Dec 22, 2010

Holy Thorn Tree Glastonbury -a lesson in healing

             Holy Thorn tree before the attack

Under cover of darkness on Dec 9th the Holy Thorn tree on Wearyall Hill in Glastonbury was vandalised by someone cutting off all the branches at a height of about six feet from the ground. This senseless act of vandalism has shocked the local community and people around the world. As no-one has been caught by the police it seems to me to be pointless to try and guess at the motive for such a shocking act of violence. Instead I want to focus on a couple of positive observations.

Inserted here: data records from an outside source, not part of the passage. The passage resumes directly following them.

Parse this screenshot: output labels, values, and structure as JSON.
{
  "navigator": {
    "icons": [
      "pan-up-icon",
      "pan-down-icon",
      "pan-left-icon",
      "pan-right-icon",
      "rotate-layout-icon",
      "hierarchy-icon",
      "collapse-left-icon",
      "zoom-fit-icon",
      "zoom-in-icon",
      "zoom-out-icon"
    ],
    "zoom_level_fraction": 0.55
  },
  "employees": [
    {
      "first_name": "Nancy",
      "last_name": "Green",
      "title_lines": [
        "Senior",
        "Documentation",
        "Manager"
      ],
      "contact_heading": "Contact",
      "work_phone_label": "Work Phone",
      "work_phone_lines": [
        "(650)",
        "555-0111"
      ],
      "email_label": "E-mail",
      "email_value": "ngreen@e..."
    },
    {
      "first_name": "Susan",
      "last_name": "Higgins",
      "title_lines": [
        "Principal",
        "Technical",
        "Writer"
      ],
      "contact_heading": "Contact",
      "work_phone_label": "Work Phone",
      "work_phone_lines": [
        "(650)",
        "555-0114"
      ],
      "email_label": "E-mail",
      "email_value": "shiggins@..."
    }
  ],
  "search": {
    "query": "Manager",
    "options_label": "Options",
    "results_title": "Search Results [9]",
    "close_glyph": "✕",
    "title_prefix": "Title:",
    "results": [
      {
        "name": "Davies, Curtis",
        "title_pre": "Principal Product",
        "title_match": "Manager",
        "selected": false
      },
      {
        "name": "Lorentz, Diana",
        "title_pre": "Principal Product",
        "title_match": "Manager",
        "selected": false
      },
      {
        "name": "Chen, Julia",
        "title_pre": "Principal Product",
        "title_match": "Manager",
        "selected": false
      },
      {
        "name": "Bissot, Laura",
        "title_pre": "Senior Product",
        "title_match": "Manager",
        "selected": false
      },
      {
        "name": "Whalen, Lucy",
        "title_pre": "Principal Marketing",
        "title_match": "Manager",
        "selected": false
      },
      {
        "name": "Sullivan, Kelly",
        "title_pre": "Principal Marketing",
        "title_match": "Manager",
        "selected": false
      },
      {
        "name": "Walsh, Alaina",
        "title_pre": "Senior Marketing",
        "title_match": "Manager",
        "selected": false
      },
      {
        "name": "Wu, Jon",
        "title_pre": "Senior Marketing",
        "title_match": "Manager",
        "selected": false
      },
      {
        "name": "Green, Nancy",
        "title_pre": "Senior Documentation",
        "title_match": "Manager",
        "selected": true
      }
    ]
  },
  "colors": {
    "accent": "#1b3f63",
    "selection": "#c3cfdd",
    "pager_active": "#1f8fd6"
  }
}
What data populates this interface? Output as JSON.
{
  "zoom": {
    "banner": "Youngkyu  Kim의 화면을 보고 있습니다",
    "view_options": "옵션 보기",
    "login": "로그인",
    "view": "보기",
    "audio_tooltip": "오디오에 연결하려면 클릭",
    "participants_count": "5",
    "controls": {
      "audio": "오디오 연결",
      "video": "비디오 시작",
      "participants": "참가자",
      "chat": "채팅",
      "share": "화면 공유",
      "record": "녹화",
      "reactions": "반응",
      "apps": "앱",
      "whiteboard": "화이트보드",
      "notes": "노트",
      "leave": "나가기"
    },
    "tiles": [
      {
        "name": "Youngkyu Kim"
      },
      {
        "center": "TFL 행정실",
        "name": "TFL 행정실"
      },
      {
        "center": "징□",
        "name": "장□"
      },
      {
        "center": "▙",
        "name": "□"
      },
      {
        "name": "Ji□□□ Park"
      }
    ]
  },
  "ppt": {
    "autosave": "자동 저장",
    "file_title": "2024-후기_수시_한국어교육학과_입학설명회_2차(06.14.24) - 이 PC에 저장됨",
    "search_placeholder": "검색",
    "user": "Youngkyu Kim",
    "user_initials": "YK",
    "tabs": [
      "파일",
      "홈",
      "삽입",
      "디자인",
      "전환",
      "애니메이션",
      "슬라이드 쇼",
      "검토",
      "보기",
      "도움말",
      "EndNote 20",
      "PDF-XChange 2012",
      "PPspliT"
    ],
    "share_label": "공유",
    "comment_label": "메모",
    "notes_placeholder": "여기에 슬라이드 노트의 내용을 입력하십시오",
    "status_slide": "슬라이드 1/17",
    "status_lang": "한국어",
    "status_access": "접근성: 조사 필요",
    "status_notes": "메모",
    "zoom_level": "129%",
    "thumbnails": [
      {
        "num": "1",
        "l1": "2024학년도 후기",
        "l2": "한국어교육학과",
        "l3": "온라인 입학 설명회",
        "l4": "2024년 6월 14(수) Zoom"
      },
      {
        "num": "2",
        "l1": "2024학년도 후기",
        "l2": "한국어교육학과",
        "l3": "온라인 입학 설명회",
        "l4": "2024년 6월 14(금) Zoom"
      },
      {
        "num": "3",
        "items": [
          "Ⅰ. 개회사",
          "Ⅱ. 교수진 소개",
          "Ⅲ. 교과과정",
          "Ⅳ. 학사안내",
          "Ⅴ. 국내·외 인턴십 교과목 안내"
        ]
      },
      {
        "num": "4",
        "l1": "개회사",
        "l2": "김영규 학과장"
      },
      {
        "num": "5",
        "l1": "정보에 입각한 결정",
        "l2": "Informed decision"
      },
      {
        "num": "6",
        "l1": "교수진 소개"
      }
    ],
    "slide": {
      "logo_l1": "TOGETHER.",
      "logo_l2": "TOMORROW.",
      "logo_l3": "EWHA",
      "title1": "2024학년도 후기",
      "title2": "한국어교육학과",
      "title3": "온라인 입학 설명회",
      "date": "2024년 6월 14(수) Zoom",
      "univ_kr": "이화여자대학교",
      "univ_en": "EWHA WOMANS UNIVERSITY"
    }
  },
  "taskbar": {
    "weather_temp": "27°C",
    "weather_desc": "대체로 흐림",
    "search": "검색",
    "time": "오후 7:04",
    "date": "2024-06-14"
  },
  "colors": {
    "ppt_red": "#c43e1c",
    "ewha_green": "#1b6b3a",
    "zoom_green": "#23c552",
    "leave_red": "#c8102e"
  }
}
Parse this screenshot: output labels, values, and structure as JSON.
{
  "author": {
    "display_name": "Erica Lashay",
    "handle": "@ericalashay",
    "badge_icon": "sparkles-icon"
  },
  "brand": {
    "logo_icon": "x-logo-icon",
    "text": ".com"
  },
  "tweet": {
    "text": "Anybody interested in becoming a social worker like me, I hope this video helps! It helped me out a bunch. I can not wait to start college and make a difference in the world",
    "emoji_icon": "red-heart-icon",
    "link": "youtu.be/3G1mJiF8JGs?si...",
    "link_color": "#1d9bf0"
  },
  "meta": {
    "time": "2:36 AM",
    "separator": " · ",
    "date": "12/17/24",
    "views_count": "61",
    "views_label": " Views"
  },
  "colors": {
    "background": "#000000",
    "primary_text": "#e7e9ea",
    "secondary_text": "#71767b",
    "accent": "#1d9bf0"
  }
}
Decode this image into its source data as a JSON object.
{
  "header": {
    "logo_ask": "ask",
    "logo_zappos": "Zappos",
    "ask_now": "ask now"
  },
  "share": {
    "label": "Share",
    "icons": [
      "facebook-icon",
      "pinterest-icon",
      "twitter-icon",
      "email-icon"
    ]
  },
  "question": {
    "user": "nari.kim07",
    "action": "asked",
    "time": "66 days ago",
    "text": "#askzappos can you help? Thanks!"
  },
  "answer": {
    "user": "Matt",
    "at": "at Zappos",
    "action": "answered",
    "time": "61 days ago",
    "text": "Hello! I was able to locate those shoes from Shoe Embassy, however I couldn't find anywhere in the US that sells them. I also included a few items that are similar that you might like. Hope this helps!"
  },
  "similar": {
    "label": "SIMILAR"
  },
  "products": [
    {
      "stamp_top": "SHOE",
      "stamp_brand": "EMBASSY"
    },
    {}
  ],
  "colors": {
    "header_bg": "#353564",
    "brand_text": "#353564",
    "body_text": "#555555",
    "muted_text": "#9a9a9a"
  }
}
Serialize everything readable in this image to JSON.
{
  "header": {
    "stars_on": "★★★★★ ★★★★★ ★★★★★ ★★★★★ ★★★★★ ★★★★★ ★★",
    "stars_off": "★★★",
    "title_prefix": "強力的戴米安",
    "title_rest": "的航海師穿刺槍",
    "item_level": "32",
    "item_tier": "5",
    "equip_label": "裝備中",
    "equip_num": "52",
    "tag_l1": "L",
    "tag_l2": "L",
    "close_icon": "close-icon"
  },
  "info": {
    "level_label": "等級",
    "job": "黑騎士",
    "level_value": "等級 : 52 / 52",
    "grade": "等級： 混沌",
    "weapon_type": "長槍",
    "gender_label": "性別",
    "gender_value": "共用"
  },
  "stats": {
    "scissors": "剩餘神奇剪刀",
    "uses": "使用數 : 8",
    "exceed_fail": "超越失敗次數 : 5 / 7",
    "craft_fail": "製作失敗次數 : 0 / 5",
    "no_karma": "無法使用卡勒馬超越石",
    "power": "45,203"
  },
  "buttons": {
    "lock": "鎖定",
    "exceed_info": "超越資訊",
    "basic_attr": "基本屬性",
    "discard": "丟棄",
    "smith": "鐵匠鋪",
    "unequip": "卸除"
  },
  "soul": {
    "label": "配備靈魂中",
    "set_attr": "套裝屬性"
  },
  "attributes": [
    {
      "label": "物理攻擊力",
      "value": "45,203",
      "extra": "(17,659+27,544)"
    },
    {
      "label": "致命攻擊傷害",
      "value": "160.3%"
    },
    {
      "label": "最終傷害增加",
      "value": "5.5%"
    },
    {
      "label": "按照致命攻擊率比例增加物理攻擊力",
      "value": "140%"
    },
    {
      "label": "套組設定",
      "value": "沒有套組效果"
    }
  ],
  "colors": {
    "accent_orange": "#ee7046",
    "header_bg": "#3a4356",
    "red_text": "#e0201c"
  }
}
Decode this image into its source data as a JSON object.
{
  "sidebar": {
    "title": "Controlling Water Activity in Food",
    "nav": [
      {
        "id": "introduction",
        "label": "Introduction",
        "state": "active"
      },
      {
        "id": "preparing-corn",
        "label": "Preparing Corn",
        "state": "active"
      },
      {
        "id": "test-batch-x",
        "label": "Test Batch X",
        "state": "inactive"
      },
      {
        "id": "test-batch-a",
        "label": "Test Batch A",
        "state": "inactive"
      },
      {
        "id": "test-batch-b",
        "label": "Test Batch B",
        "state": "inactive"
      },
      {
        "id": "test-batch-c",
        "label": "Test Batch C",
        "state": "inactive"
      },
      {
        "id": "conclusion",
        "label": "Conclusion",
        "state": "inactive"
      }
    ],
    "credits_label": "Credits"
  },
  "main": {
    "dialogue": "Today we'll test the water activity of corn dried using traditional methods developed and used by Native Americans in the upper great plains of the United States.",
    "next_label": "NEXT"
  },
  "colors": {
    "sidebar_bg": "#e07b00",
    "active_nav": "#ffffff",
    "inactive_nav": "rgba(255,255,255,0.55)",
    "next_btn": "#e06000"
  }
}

If you dont know the significance of the tree, legend states that Joseph of Arimathea arrived here by boat in the middle of the first century to found the first Christian church in England. He is reputed to have stuck his staff into the ground and it sprouted leaves and grew. So there has been a middle eastern thorn tree growing in Glastonbury for nearly two millenia. Although many reports on the internet call the tree 2000 years old, it is actually a descendent of the original tree taken from cuttings. The famous Glastonbury and Arthurian writer Geoffrey Ashe in his book 'The Landscape of King Arthur' says that this particular tree was planted on Wearyall Hill in 1951. An earlier ancestor growing on this spot was attacked by Oliver Cromwell's men during Britain's short period as a republic, but the tree survived.

My point is that this act, terrible though it is, has not killed the tree because cuttings have been taken, it may resprout from the standing trunk and there are other descendents growing elsewhere in Glastonbury. It is much more resilient than one single act of violence can destroy.

                 Vandalised Holy Thorn tree

Fountain International propounds a wonderfully simple method of directing healing energy to your local community by choosing a focal point and spending just five minutes a day sending love and healing towards that point and visualising it radiating out into the surrounding community. I twice set up Fountain groups in English cities when I moved there. On both occasions within a week of us starting to send light and love to the chosen focal point a senseless act of vandalism occurred there. I saw these as thoughtless expressions of anger by sick people for whom the new light at this place was too bright to bear, and rather than accepting this gift of healing energy they tried to destroy it. We continued and no further acts of aggression occurred, in fact both places started to feel much lighter and more uplifting, even the man with the 'End of the World is Nigh' sign started smiling and then laid down his sign.

In recent times the holy thorn tree had become a focal point of healing energies demonstrated by the numerous clotties or prayer ribbons tied to the railings around the trunk. Let us maintain our positivity and continue with the healing work. Those in need who want to be healed will avail themselves of it, those who are too damaged to see their need will move away from the intensity of the light. Bless them!